- Born: August 11, 2003 (age 23) Huntersville, North Carolina, U.S.
- Education: University of North Carolina at Chapel Hill
- Spouse: Drake Maye (m. 2025)

= Ann Michael Maye =

American baker and social media influencer (born 2003)

Ann Michael Maye (née Hudson) is an American baker and social media content creator, and wife of New England Patriots quarterback Drake Maye.

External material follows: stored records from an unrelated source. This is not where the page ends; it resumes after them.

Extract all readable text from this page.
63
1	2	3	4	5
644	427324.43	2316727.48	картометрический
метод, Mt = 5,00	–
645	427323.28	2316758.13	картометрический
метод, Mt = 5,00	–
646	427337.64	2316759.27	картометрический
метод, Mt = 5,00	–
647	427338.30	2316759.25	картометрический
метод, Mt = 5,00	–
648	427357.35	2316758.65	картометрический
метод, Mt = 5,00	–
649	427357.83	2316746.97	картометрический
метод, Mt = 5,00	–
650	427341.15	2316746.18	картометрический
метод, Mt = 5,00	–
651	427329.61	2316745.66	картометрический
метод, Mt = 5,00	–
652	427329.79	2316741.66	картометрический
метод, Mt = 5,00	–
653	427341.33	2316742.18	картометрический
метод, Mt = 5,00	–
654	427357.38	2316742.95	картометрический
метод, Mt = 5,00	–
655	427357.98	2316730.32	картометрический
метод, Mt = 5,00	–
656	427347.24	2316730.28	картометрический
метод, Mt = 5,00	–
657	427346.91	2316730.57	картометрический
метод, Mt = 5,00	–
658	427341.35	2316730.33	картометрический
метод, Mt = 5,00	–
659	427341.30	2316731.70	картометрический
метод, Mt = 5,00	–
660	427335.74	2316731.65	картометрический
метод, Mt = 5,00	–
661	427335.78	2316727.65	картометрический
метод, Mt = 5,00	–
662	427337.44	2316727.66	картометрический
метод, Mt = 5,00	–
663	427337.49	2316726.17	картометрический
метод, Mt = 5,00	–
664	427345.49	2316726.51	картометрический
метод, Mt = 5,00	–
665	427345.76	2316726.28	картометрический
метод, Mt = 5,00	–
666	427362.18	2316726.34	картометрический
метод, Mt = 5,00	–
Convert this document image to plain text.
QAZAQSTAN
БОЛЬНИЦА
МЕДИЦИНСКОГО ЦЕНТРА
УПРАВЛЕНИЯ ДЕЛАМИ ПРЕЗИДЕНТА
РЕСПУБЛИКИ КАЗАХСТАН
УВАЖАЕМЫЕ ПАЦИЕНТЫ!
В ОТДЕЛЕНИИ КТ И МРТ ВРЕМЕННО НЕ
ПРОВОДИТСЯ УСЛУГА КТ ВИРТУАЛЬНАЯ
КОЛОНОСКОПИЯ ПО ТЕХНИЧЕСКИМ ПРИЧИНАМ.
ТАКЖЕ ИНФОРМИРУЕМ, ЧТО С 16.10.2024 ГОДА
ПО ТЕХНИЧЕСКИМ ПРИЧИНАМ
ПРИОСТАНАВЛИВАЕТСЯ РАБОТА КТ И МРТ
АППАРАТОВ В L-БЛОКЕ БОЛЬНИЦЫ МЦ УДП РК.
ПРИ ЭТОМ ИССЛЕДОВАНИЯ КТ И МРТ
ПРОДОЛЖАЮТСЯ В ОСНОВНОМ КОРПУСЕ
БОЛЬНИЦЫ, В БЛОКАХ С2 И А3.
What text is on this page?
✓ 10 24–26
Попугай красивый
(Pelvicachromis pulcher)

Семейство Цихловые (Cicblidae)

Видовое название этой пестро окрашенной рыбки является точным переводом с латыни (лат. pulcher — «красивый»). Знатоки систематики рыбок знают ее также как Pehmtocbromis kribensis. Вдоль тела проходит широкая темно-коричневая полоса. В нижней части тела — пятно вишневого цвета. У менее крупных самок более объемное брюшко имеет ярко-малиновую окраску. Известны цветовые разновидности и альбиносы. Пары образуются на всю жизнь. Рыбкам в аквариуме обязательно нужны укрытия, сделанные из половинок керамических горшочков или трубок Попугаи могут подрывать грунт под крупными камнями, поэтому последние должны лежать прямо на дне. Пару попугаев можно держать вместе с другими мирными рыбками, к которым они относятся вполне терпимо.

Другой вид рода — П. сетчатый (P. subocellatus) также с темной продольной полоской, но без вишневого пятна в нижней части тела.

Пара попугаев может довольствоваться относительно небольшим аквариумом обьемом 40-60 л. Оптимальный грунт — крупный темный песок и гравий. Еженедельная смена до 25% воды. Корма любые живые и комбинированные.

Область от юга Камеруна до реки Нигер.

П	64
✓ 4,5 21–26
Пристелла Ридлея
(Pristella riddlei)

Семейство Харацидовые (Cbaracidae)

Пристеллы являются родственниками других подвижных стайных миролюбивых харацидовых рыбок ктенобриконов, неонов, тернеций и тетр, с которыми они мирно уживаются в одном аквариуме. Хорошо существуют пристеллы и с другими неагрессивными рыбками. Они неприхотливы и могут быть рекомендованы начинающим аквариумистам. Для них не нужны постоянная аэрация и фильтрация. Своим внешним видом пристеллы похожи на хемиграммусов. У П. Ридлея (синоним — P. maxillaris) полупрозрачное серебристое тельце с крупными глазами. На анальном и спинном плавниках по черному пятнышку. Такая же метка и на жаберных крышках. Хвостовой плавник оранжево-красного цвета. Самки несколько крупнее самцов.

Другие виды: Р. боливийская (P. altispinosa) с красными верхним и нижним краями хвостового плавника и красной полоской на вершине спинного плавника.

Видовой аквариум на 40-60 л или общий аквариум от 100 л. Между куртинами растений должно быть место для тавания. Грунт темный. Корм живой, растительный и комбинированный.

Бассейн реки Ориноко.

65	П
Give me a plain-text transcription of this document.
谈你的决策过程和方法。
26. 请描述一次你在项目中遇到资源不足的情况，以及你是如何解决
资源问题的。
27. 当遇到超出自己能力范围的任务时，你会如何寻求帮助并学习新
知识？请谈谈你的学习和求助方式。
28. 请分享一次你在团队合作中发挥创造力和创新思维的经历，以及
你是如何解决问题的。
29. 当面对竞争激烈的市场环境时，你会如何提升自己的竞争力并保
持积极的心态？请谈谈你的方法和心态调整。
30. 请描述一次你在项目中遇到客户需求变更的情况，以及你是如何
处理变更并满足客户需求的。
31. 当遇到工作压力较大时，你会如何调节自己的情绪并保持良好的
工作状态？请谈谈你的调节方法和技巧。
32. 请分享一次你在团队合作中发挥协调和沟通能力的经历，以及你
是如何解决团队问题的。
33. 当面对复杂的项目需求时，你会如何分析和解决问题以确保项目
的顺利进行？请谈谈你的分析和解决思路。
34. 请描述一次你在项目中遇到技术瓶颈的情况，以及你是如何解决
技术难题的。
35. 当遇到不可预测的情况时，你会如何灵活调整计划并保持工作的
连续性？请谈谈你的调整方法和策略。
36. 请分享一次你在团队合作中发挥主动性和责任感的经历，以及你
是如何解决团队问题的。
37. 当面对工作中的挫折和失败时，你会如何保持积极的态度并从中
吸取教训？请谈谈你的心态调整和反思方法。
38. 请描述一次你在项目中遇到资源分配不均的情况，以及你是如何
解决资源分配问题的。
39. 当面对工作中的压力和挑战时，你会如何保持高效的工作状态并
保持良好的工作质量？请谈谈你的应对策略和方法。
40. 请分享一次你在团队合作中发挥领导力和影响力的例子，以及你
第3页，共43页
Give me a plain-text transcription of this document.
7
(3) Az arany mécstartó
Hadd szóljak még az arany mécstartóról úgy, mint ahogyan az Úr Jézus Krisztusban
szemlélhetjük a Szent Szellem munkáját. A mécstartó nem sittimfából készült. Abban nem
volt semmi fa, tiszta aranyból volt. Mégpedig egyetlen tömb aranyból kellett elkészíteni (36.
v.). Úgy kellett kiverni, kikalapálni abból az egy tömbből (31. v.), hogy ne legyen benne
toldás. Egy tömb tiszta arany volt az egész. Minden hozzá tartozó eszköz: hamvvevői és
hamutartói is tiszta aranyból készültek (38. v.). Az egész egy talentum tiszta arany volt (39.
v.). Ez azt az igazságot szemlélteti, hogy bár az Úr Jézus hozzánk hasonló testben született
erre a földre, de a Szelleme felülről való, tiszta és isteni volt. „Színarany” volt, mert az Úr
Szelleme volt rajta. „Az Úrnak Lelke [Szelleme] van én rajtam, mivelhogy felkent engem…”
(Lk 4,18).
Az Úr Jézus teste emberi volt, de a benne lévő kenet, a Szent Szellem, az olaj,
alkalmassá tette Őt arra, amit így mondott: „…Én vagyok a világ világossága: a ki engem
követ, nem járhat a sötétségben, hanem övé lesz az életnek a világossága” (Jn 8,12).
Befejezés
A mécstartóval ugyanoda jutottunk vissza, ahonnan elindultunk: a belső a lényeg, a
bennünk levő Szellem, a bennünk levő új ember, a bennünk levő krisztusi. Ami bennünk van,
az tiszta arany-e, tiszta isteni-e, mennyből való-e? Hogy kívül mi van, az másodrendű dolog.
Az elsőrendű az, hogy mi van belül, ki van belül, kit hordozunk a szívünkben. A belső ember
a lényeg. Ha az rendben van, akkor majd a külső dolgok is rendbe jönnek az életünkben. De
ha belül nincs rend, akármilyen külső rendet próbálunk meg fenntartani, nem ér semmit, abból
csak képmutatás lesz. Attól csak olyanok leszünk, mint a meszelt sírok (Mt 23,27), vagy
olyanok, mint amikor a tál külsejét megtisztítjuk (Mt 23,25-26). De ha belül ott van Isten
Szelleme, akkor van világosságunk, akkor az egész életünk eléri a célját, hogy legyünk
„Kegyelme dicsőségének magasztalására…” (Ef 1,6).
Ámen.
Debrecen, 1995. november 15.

== Early life and education ==
Maye was born and raised in Huntersville, North Carolina. She attended William A. Hough High School in Cornelius, North Carolina where she played softball and field hockey and served as the president of the school's Fellowship of Christian Athletes chapter. In 2025, Maye graduated from the University of North Carolina at Chapel Hill with a degree in business administration.

== Career ==
In the summer of 2024, Maye interned at Deloitte Consulting's Government and Public Services Practice in the Summer Scholar program. Although she received a return offer, she chose not to return to the company full-time.

In December 2025, Maye launched her "Bakemas" series on TikTok, baking a new item for each day of December. The series quickly went viral and became known for its popularity among New England Patriots players and fans. Following the conclusion of her TikTok series, Maye launched a television show with NBC10 Boston called "Beyond Bakemas". The show features Maye baking with prominent New England sports figures including Dave Portnoy and David Andrews.

In January 2026, Maye partnered with JetBlue, providing cookies for the airline's flights from Boston to Denver in advance of the 2026 AFC Championship between the Patriots and Denver Broncos. Maye and JetBlue partnered again in advance of the Patriots' Super Bowl matchup with the Seattle Seahawks, with Maye providing cookies on select flights from Boston to San Francisco, the host city of the Super Bowl LX.

== Personal life ==
Maye married Patriots quarterback Drake Maye on June 22, 2025. The pair began dating in middle school. Her younger brother, Tad Hudson, was Maye's backup on the Tar Heels in 2023 before he transferred to Coastal Carolina University.